Perhaps the biggest challenge for targets is gathering reliable and timely data. WHO has put much effort into assisting countries in standardised reporting, and built systems such as the Health for All database and the European Health Interview Survey that are of great value. However, the European Commission has taken a divergent line on health databases, first through including health data in EUROSTAT, and more recently, in a new electronic platform HEIDI-WIKI of the Directorate for Health and Consumers.5 Will the extension of the EU’s influence through its European Neighbourhood Policy (linking with countries to the east and south) lead to dominance of EU systems across the whole region? What is the place of other international data-gatherers, such as OECD and the Council of Europe? And what synchronisation can there be with EU-funded projects developing more focused data sets at subnational level?

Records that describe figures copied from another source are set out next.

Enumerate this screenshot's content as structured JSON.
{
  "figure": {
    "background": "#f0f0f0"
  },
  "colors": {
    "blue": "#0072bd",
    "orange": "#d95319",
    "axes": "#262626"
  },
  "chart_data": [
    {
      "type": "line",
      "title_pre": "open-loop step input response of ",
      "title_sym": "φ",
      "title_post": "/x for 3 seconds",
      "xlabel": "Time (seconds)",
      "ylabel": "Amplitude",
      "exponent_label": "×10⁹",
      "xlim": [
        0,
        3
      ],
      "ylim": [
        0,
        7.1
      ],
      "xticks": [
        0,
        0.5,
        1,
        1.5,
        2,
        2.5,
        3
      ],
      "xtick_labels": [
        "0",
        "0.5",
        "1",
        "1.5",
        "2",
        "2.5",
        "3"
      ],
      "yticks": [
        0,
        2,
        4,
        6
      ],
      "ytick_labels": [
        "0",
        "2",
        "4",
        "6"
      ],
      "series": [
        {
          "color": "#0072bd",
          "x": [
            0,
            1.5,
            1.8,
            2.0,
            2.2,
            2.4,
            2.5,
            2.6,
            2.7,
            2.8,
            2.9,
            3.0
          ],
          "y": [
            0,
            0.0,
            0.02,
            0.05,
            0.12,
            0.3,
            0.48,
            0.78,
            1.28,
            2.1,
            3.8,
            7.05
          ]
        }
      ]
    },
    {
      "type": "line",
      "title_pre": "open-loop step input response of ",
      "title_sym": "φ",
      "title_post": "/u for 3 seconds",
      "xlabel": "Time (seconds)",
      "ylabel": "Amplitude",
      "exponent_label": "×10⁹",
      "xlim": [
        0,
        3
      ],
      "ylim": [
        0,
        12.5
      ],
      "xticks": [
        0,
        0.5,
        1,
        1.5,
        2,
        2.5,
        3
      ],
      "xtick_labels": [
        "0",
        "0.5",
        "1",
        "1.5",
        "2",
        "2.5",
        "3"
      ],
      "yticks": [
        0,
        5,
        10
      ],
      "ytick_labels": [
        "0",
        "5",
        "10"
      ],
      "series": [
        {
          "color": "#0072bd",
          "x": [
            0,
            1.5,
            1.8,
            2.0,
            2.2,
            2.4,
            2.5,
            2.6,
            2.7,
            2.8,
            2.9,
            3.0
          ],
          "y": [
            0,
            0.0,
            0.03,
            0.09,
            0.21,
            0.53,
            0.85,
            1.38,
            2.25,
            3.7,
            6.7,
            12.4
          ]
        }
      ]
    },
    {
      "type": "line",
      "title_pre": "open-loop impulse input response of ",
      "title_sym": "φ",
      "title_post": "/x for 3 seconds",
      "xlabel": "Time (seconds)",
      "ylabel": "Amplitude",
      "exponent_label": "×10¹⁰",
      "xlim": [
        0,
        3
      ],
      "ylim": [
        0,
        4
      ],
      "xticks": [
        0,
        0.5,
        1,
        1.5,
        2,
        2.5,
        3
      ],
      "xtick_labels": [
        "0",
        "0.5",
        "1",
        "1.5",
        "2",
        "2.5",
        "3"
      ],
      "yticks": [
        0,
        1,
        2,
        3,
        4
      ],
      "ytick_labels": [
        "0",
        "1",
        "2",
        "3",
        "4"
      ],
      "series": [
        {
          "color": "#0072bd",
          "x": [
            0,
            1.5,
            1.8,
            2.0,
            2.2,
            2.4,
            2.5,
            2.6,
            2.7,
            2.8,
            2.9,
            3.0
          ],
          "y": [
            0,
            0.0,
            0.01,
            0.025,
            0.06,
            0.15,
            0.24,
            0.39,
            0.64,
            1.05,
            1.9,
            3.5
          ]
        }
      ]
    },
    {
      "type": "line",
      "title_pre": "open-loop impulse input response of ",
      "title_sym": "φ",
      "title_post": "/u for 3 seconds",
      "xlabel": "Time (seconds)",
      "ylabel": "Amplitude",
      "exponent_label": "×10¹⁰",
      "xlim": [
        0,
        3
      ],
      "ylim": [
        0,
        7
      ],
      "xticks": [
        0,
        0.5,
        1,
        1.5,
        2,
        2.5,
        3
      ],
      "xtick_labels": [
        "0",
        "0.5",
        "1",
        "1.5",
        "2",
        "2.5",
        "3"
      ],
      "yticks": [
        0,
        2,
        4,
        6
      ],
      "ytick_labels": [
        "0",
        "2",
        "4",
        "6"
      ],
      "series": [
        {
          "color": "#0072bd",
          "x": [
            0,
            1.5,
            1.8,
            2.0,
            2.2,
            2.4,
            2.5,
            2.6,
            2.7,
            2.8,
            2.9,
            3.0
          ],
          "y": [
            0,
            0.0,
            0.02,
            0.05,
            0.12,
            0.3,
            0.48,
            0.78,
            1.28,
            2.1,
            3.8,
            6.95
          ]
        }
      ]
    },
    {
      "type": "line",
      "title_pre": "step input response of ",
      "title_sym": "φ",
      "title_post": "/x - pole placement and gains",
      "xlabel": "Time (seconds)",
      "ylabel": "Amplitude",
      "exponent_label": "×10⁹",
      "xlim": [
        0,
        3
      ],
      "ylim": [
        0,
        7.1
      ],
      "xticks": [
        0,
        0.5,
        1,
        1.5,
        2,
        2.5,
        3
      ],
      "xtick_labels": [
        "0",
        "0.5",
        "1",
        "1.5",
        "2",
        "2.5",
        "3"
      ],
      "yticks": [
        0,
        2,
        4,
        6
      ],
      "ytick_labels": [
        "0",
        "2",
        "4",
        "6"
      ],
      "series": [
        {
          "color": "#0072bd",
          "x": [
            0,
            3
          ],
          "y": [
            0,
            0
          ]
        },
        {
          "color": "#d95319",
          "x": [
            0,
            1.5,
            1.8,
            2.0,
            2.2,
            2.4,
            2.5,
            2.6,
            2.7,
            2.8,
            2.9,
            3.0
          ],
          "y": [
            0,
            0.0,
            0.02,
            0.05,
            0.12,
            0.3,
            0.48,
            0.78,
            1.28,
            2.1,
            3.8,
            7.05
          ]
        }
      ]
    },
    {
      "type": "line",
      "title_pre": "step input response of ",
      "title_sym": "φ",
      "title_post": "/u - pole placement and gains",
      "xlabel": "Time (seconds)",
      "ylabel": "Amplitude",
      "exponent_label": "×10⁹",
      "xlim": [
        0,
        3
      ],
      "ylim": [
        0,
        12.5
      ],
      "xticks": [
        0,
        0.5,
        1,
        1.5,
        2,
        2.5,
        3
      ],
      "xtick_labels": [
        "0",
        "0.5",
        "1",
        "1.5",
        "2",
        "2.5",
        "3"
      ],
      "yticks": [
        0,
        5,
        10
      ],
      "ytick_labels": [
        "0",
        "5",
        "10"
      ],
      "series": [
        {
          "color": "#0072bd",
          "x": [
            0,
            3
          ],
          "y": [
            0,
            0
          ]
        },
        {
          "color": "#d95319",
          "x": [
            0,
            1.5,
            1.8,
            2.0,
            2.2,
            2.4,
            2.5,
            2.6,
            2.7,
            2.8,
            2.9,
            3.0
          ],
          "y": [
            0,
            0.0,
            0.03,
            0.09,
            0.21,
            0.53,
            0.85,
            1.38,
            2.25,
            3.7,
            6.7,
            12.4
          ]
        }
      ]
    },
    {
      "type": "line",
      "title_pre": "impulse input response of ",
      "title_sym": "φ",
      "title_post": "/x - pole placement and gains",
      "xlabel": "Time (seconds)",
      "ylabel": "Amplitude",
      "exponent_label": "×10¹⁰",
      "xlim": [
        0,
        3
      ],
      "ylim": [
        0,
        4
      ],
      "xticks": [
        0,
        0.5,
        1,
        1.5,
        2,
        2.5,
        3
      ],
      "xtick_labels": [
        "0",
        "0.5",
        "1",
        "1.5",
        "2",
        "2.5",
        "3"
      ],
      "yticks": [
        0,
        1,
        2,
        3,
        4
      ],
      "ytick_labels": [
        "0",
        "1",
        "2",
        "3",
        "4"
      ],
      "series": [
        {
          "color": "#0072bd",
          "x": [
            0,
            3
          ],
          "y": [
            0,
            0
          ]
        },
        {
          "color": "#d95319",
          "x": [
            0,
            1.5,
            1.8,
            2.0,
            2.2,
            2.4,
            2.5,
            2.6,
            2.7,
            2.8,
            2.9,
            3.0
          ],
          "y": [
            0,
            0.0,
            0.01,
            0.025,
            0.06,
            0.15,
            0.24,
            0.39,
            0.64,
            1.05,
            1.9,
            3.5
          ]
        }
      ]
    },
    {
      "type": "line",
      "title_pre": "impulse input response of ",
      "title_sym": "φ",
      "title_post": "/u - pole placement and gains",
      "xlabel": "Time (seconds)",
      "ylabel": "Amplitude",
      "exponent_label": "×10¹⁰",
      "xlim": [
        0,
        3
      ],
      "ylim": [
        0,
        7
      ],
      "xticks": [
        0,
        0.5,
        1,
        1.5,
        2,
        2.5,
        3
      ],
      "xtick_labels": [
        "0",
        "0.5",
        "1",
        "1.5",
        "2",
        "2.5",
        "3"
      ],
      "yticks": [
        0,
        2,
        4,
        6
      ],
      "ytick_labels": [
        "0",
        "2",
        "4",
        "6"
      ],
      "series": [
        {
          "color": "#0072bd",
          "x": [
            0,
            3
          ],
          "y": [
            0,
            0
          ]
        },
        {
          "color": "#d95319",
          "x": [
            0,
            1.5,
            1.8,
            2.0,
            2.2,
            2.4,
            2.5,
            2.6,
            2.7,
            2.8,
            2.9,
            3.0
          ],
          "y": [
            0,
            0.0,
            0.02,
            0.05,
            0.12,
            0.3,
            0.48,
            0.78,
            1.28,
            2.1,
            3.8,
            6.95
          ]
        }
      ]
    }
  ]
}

Intergovernmental bodies need to renew their strategies as the world changes. This year, the WHO World Health Report 2012 is to focus on conducting and translating health research. As WHO EURO member states rapidly convert from analogue to digital health record systems, governments could require this substantial spending to provide information for public health research as well as for clinical and administrative needs. The new European health targets also offer a framework for building evidence on the impacts of health policy and practice.

Conflicts of interest: None declared.